Figure 1: Example self-improvement strategies proposed and implemented by GPT-4. Each
strategy is then used as scaffolding to revise arbitrary code, including the scaffolding code itself.

---

Here is the output, very consistent, always stops at the same length:

---

**SELF-TAUGHT OPTIMIZER (STOP):**

**RECURSIVELY SELF-IMPROVING CODE GENERATION**

Eric Zelikman1,2, Eliana Lorch, Lester Mackey1, Adam Tauman Kalai1
1Microsoft Research, 2Stanford University

**ABSTRACT**

Several recent advances in AI systems (e.g., Tree-of-Thoughts and Program-Aided
Language Models) solve problems by providing a “scaffolding” program that structures multiple calls to language models to generate better outputs.
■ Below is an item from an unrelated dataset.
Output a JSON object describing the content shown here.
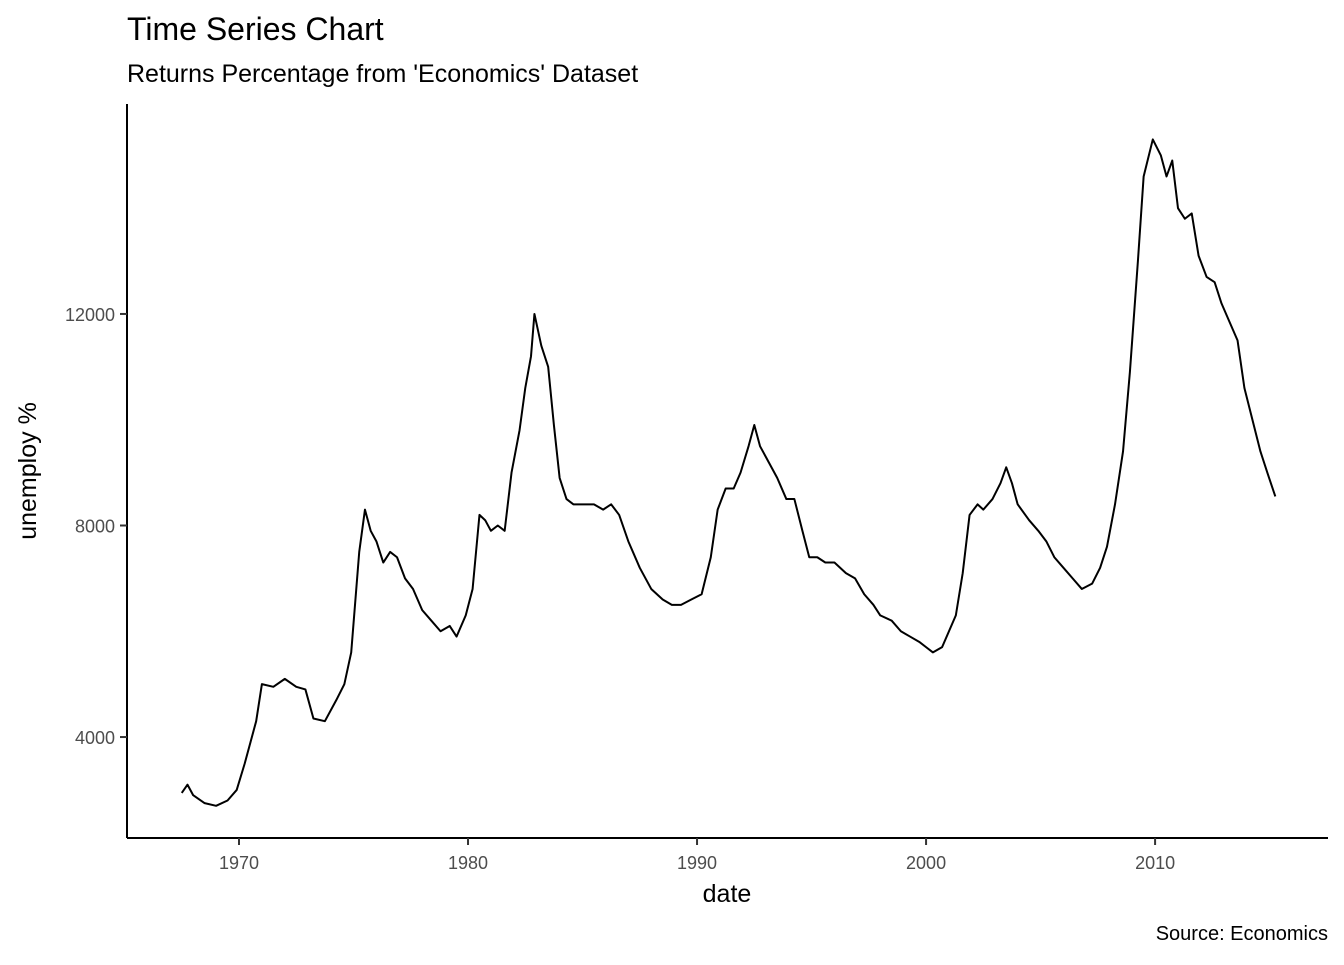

A scaffolding
program is written in a programming language such as Python. In this work, we
use a language-model-infused scaffolding program to improve itself. We start
with a seed “improver” that improves an input program according to a given utility
function by querying a language model several times and returning the best solution.
We then run this seed improver to improve itself. Across a small set of downstream
tasks, the resulting improved improver generates programs with significantly better
performance than its seed improver. A variety of self-improvement strategies
are proposed by the language model, including beam search, genetic algorithms,
and simulated annealing. Since the language models themselves are not altered,
this
---

Even though I have the max tokens/characters maxed out (8192), it still only generates around 1200ish chars, then quits generating and returns the text (I have streaming off). I'm actually not that familiar with GCP, so I'm wondering if there is like a response timeout that is hidden somewhere that I am missing.

Just wondering if someone has run across this behavior or knows what might be happening. Thanks.